On Thu, Apr 21, 2022 at 6:47 PM Alexei Starovoitov
<alexei.starovoitov@xxxxxxxxx> wrote:
>
> On Tue, Apr 19, 2022 at 05:21:40PM -0700, Dave Marchevsky wrote:
> > Currently, each local_storage type (sk, inode, task) has a 16-entry
> > cache for local_storage data associated with a particular map. A
> > local_storage map is assigned a fixed cache_idx when it is allocated.
> > When looking in a local_storage for data associated with a map the cache
> > entry at cache_idx is the only place the map can appear in cache. If the
> > map's data is not in cache it is placed there after a search through the
> > cache hlist. When there are >16 local_storage maps allocated for a
> > local_storage type multiple maps have same cache_idx and thus may knock
> > each other out of cache.
> >
> > BPF programs that use local_storage may require fast and consistent
> > local storage access. For example, a BPF program using task local
> > storage to make scheduling decisions would not be able to tolerate a
> > long hlist search for its local_storage as this would negatively affect
> > cycles available to applications. Providing a mechanism for such a
> > program to ensure that its local_storage_data will always be in cache
> > would ensure fast access.
> >
> > This series introduces a BPF_LOCAL_STORAGE_FORCE_CACHE flag that can be
> > set on sk, inode, and task local_storage maps via map_extras. When a map
> > with the FORCE_CACHE flag set is allocated it is assigned an 'exclusive'
> > cache slot that it can't be evicted from until the map is free'd.
> >
> > If there are no slots available to exclusively claim, the allocation
> > fails. BPF programs are expected to use BPF_LOCAL_STORAGE_FORCE_CACHE
> > only if their data _must_ be in cache.
>
> I'm afraid new uapi flag doesn't solve this problem.

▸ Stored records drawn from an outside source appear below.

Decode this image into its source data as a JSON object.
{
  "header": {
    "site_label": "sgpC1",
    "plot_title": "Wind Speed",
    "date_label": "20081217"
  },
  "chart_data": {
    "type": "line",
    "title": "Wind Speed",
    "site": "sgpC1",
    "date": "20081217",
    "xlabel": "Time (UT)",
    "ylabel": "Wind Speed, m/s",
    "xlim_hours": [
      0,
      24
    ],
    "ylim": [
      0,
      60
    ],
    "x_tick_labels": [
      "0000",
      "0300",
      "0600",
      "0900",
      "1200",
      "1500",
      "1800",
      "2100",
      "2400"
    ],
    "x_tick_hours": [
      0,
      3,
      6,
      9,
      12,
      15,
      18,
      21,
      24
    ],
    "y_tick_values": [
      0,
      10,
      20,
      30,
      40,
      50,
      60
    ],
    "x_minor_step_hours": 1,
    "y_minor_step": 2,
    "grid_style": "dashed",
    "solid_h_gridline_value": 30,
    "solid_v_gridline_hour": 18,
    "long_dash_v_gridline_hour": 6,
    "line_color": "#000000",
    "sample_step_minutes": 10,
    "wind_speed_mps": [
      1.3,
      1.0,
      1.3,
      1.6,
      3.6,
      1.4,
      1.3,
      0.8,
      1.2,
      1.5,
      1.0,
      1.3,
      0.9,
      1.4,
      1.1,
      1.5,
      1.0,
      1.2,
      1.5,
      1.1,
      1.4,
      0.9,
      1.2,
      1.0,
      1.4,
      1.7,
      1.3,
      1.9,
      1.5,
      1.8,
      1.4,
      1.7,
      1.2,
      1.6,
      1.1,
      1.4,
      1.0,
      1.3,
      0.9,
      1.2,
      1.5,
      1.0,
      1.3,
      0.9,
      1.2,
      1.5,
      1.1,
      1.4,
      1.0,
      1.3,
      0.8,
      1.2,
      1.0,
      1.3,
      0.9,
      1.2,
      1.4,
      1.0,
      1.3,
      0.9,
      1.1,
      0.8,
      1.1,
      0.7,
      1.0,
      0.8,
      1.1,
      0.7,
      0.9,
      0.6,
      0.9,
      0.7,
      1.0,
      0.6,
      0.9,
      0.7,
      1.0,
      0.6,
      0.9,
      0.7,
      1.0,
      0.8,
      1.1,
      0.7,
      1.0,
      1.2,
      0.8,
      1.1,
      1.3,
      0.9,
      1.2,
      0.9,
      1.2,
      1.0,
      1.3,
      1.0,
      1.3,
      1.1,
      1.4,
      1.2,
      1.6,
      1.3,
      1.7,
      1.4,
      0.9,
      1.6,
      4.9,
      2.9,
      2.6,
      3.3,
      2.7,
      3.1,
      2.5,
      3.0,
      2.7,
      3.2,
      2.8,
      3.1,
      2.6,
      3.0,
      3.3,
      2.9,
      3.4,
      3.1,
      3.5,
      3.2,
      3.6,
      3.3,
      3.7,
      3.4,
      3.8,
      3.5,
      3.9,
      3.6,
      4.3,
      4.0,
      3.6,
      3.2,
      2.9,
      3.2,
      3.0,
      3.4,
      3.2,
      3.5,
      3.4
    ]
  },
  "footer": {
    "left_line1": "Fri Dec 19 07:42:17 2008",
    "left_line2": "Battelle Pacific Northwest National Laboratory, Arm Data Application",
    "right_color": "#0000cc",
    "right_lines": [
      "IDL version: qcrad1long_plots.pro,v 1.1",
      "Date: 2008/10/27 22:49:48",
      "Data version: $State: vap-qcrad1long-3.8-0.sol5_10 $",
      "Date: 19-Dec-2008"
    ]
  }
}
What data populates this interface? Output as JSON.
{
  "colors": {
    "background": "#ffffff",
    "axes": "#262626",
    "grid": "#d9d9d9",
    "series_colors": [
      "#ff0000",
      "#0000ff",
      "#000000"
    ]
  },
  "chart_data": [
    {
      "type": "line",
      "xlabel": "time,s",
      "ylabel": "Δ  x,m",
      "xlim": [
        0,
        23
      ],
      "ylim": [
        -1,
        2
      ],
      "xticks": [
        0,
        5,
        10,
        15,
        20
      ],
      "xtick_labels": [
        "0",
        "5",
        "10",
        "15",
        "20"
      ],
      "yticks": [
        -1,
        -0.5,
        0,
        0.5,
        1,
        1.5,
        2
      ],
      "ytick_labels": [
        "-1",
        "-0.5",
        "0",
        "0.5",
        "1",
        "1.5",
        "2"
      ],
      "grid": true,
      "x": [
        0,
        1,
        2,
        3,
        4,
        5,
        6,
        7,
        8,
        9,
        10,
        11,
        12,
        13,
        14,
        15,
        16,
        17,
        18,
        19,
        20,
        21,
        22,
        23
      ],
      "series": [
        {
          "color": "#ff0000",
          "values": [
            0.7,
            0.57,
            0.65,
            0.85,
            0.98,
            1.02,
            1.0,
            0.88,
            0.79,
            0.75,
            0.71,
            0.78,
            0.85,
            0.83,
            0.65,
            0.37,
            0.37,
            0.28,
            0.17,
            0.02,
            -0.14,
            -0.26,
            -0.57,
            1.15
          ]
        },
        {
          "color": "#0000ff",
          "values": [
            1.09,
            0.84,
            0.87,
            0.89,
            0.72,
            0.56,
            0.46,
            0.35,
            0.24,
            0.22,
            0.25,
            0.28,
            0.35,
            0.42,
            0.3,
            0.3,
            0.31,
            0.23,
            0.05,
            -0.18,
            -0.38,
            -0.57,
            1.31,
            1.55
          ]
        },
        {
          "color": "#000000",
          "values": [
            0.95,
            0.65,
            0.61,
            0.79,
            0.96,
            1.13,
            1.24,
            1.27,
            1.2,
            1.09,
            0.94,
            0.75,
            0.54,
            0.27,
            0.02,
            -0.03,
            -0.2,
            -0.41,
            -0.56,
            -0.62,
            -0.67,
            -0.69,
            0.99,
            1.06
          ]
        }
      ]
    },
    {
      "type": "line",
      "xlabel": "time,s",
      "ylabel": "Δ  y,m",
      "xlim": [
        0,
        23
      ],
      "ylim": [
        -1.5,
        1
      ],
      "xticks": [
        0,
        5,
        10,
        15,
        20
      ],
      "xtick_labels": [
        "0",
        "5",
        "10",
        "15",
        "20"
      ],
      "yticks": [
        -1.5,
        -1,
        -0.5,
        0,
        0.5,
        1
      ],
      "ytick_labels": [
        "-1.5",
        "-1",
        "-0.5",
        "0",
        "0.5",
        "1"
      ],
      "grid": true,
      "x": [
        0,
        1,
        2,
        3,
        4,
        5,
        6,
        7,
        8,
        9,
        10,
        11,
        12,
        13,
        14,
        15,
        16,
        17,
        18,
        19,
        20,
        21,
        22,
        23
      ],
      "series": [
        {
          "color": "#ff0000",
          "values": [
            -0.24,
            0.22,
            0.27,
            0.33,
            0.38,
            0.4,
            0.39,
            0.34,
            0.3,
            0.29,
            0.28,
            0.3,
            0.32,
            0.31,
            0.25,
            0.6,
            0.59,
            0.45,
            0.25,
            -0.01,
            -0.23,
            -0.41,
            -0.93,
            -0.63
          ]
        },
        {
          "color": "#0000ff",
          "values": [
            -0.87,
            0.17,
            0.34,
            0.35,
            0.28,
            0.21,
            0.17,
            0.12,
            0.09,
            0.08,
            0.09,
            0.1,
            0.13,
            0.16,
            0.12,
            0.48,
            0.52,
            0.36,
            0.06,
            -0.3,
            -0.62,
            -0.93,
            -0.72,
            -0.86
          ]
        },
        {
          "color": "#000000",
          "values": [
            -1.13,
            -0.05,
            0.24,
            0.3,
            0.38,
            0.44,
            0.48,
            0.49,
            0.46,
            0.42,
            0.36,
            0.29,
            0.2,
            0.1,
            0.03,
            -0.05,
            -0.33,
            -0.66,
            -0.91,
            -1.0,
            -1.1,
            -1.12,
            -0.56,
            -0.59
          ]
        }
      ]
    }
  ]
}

> Sooner or later every bpf program would deem itself "important" and
> performance critical. All of them will be using FORCE_CACHE flag
> and we will back to the same situation.
>
> Also please share the performance data that shows more than 16 programs
> that use local storage at the same time and existing simple cache
> replacing logic is not enough.
> For any kind link list walking to become an issue there gotta be at
> least 17 progs. Two progs should pick up the same cache_idx and
> run interleaved to evict each other.
> It feels like unlikely scenario, so real data would be good to see.
> If it really an issue we might need a different caching logic.
> Like instead of single link list per local storage we might
> have 16 link lists. cache_idx can point to a slot.
> If it's not 1st it will be a 2nd in much shorter link list.
> With 16 slots the link lists will have 2 elements until 32 bpf progs
> are using local storage.
> We can get rid of cache too and replace with mini hash table of N
> elements where map_id would be an index into a hash table.

This is a tangent to this discussion, but I was actually wondering why
the elements in bpf_local_storage are stored in a list rather than a
hashtable. Is there a specific reason for this?

> All sorts of other algorithms are possible.
> In any case the bpf user shouldn't be telling the kernel about
> "importance" of its program. If program is indeed executing a lot
> the kernel should be caching/accelerating it where it can.